Игры на автоответчике

Маргарита Ротко
*

Он позвонил ей в десять. Было ти…
Он позвонил ей в сорок. Было тише.
Гудки алели ранами гвоздик
и превращались в страшных гномов рыжих.

Он плёл из трубки звуков бахрому.
Он целовал её «по автомату»…
Она играла в сонного Фому.
Сидела тенью, старой и горбатой,

у столика. Вдыхала его боль,
которой больно. Отвечала стенам.
Звонила богу в выщербленный пол,
пропахший ветром, радугой и сеном.

Шумели ветры в красной лам-поч-ке.
Мигало небо – фальши-луно-метчик…
Она ревела на его плече,
которое порвал автоответчик.


*

Он говорил в подзорную трубу её косого девичьего слуха,
что было проще подковать блоху, чем выдавить: «Возьми же трубку, с***».
Он говорил на птичьем и на льви.., дельфиньем, голубином, офигелом,
что ей ответить – проще, чем терзать молчаньем раны в её сонном теле,
уставшем от бессонниц…

В бабий ад
летели астероиды печали.
Штормил в недвижной трубке божий сад
Эдемский.
А змея, увы, молчала,
желая: «позвони же мне ещё»…


*

«Позвони мне, хоть боги не звОнят. Звенят темнотой,
дребезжанием лампочки, писком утёнка в подушке
(гаже гадкого), падшей бесстыжей пустой высотой
потолка и беззвучием чая и бабушки-сушки.

Позвони мне, что подано кушать, но твой аппетит
прохудился на швах, о, глотатель птенцов и несушек,
что подливка великой любви затвердела в обид
на любовь холодец, что на блюде божественной суши
выжигает желудочный ком.

Позвони и скажи:
«кипяток в моей чаше межбедренной просит заварки»…
Мои уши, кошачье-собачье-мыши… беляши,
потекут горьким маслом на нить зимодышащей парки –
паучихи в зат***нном взглядом углу коридо…
Позвони мне в диетно-тоскливый, заляпанный звоном
телефонов рекламщиков вечер»…

… гудок потрясёт бородой,
и чуть-чуть, еле слышно, на связи на берег крутой
набегут подресничные волны…


*

Оголтеть.
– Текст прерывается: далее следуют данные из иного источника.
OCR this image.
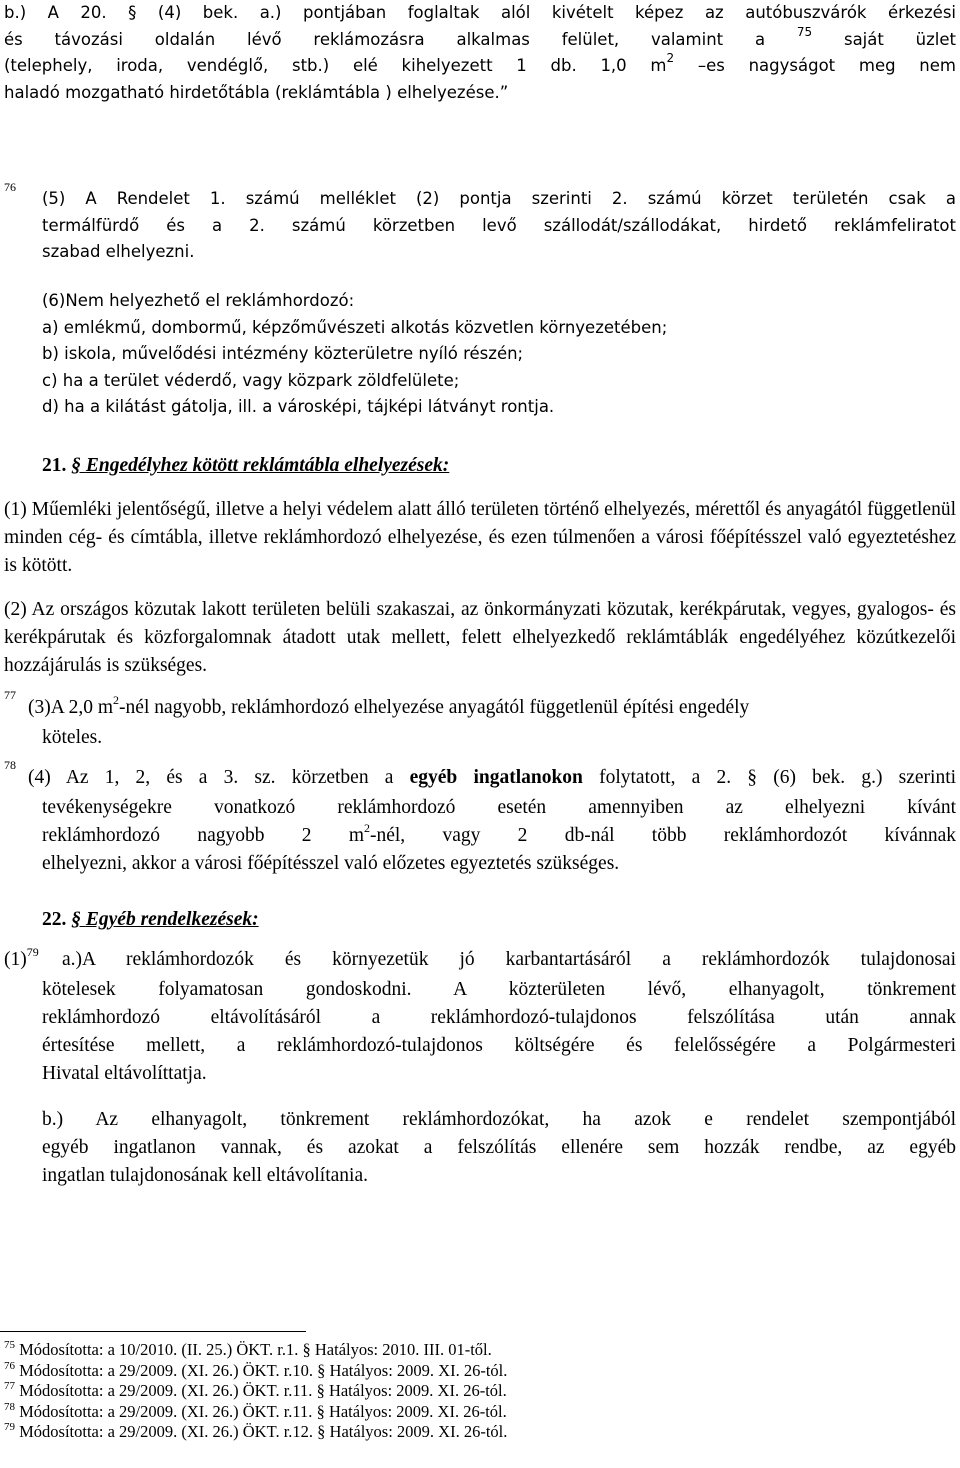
b.) A 20. § (4) bek. a.) pontjában foglaltak alól kivételt képez az autóbuszvárók érkezési
és távozási oldalán lévő reklámozásra alkalmas felület, valamint a	$^{75}$ saját üzlet
(telephely, iroda, vendéglő, stb.) elé kihelyezett 1 db. 1,0 $m^2$ –es nagyságot meg nem
haladó mozgatható hirdetőtábla (reklámtábla ) elhelyezése.”
76
(5) A Rendelet 1. számú melléklet (2) pontja szerinti 2. számú körzet területén csak a
termálfürdő és a 2. számú körzetben levő szállodát/szállodákat, hirdető reklámfeliratot
szabad elhelyezni.
(6)Nem helyezhető el reklámhordozó:
a) emlékmű, dombormű, képzőművészeti alkotás közvetlen környezetében;
b) iskola, művelődési intézmény közterületre nyíló részén;
c) ha a terület véderdő, vagy közpark zöldfelülete;
d) ha a kilátást gátolja, ill. a városképi, tájképi látványt rontja.
21. § Engedélyhez kötött reklámtábla elhelyezések:
(1) Műemléki jelentőségű, illetve a helyi védelem alatt álló területen történő elhelyezés, mérettől és anyagától függetlenül minden cég- és címtábla, illetve reklámhordozó elhelyezése, és ezen túlmenően a városi főépítésszel való egyeztetéshez is kötött.
(2) Az országos közutak lakott területen belüli szakaszai, az önkormányzati közutak, kerékpárutak, vegyes, gyalogos- és kerékpárutak és közforgalomnak átadott utak mellett, felett elhelyezkedő reklámtáblák engedélyéhez közútkezelői hozzájárulás is szükséges.
77
(3)A 2,0 $m^2$-nél nagyobb, reklámhordozó elhelyezése anyagától függetlenül építési engedély
köteles.
78
(4) Az 1, 2, és a 3. sz. körzetben a egyéb ingatlanokon folytatott, a 2. § (6) bek. g.) szerinti
tevékenységekre vonatkozó reklámhordozó esetén amennyiben az elhelyezni kívánt
reklámhordozó nagyobb 2 $m^2$-nél, vagy 2 db-nál több reklámhordozót kívánnak
elhelyezni, akkor a városi főépítésszel való előzetes egyeztetés szükséges.
22. § Egyéb rendelkezések:
(1)$^{79}$ a.)A reklámhordozók és környezetük jó karbantartásáról a reklámhordozók tulajdonosai
kötelesek folyamatosan gondoskodni. A közterületen lévő, elhanyagolt, tönkrement
reklámhordozó eltávolításáról a reklámhordozó-tulajdonos felszólítása után annak
értesítése mellett, a reklámhordozó-tulajdonos költségére és felelősségére a Polgármesteri
Hivatal eltávolíttatja.
b.) Az elhanyagolt, tönkrement reklámhordozókat, ha azok e rendelet szempontjából
egyéb ingatlanon vannak, és azokat a felszólítás ellenére sem hozzák rendbe, az egyéb
ingatlan tulajdonosának kell eltávolítania.
$^{75}$ Módosította: a 10/2010. (II. 25.) ÖKT. r.1. § Hatályos: 2010. III. 01-től.
$^{76}$ Módosította: a 29/2009. (XI. 26.) ÖKT. r.10. § Hatályos: 2009. XI. 26-tól.
$^{77}$ Módosította: a 29/2009. (XI. 26.) ÖKT. r.11. § Hatályos: 2009. XI. 26-tól.
$^{78}$ Módosította: a 29/2009. (XI. 26.) ÖKT. r.11. § Hatályos: 2009. XI. 26-tól.
$^{79}$ Módosította: a 29/2009. (XI. 26.) ÖKT. r.12. § Hatályos: 2009. XI. 26-tól.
Голодать на слова. Холодать. Обглодать
телефонную кость – куртизанку беззвучий амёбных.
Ненавидеть неглаженный рёбрами бога халат,
и обкусывать хвост, разложившийся в пиве, как вобла.

И, как крысу, жевать плоскогрудую бабу-тоску,
и сквозь слух пропускать рост травы сквозь могилы асфальта,
и быть яблоком, свёвшим червей с обесслаженных скул,
и быть богом, на автоответчике тихим контральто

повторяя: «туу-туу, эту-эту, ни-ни, не меня –
я – тот бог, что бокалом на днище морском чертит схемы
возвращения к кислому роду, глазам ячменя
и холодному рту рыбака из губительной спермы
тех, что пали…

тууу-тууу»…

Кто-то в трубку, как в храме – в свечу, –
мелет-молит, но смолота тьма, и уже не отмолишь…
Не могу говорить.
Промолчу, как я дико хочу
говорить в тебя…
солнышко…
солнышко…
солнышко…
солныш…


*

В двух лазаретах рапаны с рассечёнными ртами –
не нарисованными – наброшенными набросками, душа в душу, –
рыдали о будущем. Худели на килограммы
касаний холодного пластика. Кашляли. Выхаркивали свою сушу.
Топились в лужах.
Стандартные автоответные игры.
Автобезответные нюни. Гвоздичные зайчики за зрачками…
Санитары дождя перевязывали им веки, идя, как титры,
как побирушки – за гнутыми замочившимися пятачками.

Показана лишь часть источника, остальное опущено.